Now about that Kyoto thing: Other people have put forward the anti-Kyoto arguments better than me, so I won't rehash why it is a complete waste of economic output even if it only costs $1.00; but we are getting a flood of logically challenged pro-Kyoto arguments these days. It's like the pundits and politicians think they can convince us with a suffocating blanket of low-grade commentary. As far as the Federation of Canadian Municipalities goes, this is the playground of Mel Lastman, and Glen Murray, Winnipeg's mayor, and the two of them could generate enough hot air for statistically significant climate change by themselves. Municipal politics right across Canada is the domain of more nuts and flakes than all other flavors of political life combined. A lot of civic politicians are bottom-feeders, failed businessmen and unemployed socialists. The really talented ones, like Art Eggleton, get to be federal politicians. And the United Nations wants municipalities to receive more tax revenue? And what does a Lastman, Murray, or Bill Smith (Edmonton's mayor) know about carbon sinks and greenhouse effects?

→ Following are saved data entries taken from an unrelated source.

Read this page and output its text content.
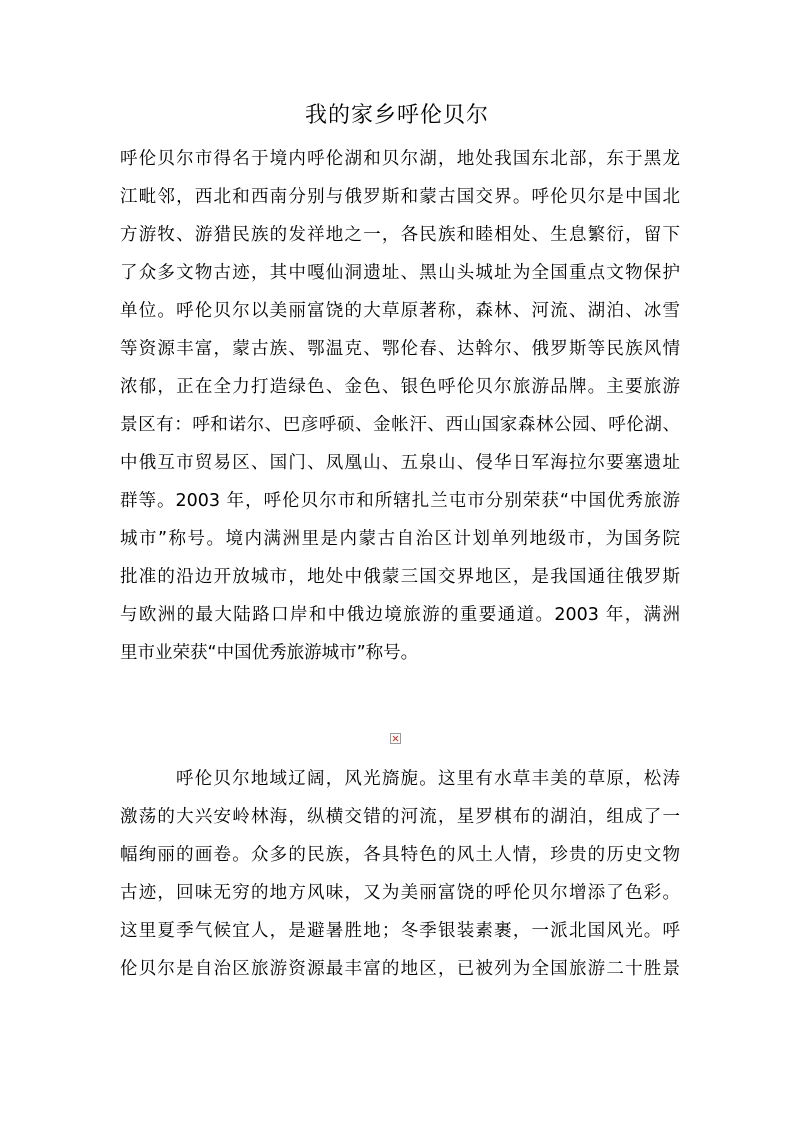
我的家乡呼伦贝尔
呼伦贝尔市得名于境内呼伦湖和贝尔湖，地处我国东北部，东于黑龙
江毗邻，西北和西南分别与俄罗斯和蒙古国交界。呼伦贝尔是中国北
方游牧、游猎民族的发祥地之一，各民族和睦相处、生息繁衍，留下
了众多文物古迹，其中嘎仙洞遗址、黑山头城址为全国重点文物保护
单位。呼伦贝尔以美丽富饶的大草原著称，森林、河流、湖泊、冰雪
等资源丰富，蒙古族、鄂温克、鄂伦春、达斡尔、俄罗斯等民族风情
浓郁，正在全力打造绿色、金色、银色呼伦贝尔旅游品牌。主要旅游
景区有：呼和诺尔、巴彦呼硕、金帐汗、西山国家森林公园、呼伦湖、
中俄互市贸易区、国门、凤凰山、五泉山、侵华日军海拉尔要塞遗址
群等。2003 年，呼伦贝尔市和所辖扎兰屯市分别荣获“中国优秀旅游
城市”称号。境内满洲里是内蒙古自治区计划单列地级市，为国务院
批准的沿边开放城市，地处中俄蒙三国交界地区，是我国通往俄罗斯
与欧洲的最大陆路口岸和中俄边境旅游的重要通道。2003 年，满洲
里市业荣获“中国优秀旅游城市”称号。
呼伦贝尔地域辽阔，风光旖旎。这里有水草丰美的草原，松涛
激荡的大兴安岭林海，纵横交错的河流，星罗棋布的湖泊，组成了一
幅绚丽的画卷。众多的民族，各具特色的风土人情，珍贵的历史文物
古迹，回味无穷的地方风味，又为美丽富饶的呼伦贝尔增添了色彩。
这里夏季气候宜人，是避暑胜地；冬季银装素裹，一派北国风光。呼
伦贝尔是自治区旅游资源最丰富的地区，已被列为全国旅游二十胜景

I had a similar thought myself; it seems to me that the municipal governments see the Kyoto Protocol as a potential cash-cow. Money for public transit, retro-fitting, social engineering etc... etc... I'm actually growing quite alarmed about the Kyoto protocol because the Liberals are going very heavy on the carrot and very light on the stick in the run-up to the vote. I've a feeling that carrots and sticks will be switching positions in a big way in the aftermath of ratification.

You hear rumblings about a $5 billion dollar incentive fund without a tax raise(as if Jean Chretien had a spare $5B tucked away in his sock drawer all along). Chretien tells the oil producers that their end of the Kyoto load will be only 20% and consumers will pick up the other 80% but they tell us in the news this morning that consumers account for less than 30% of green-house gases and we'll only be accountable for 9% in any case (and look at this... FREE MONEY, FREE MONEY). Whoops! Where's the missing 50%? "Never mine dat, jus sign here."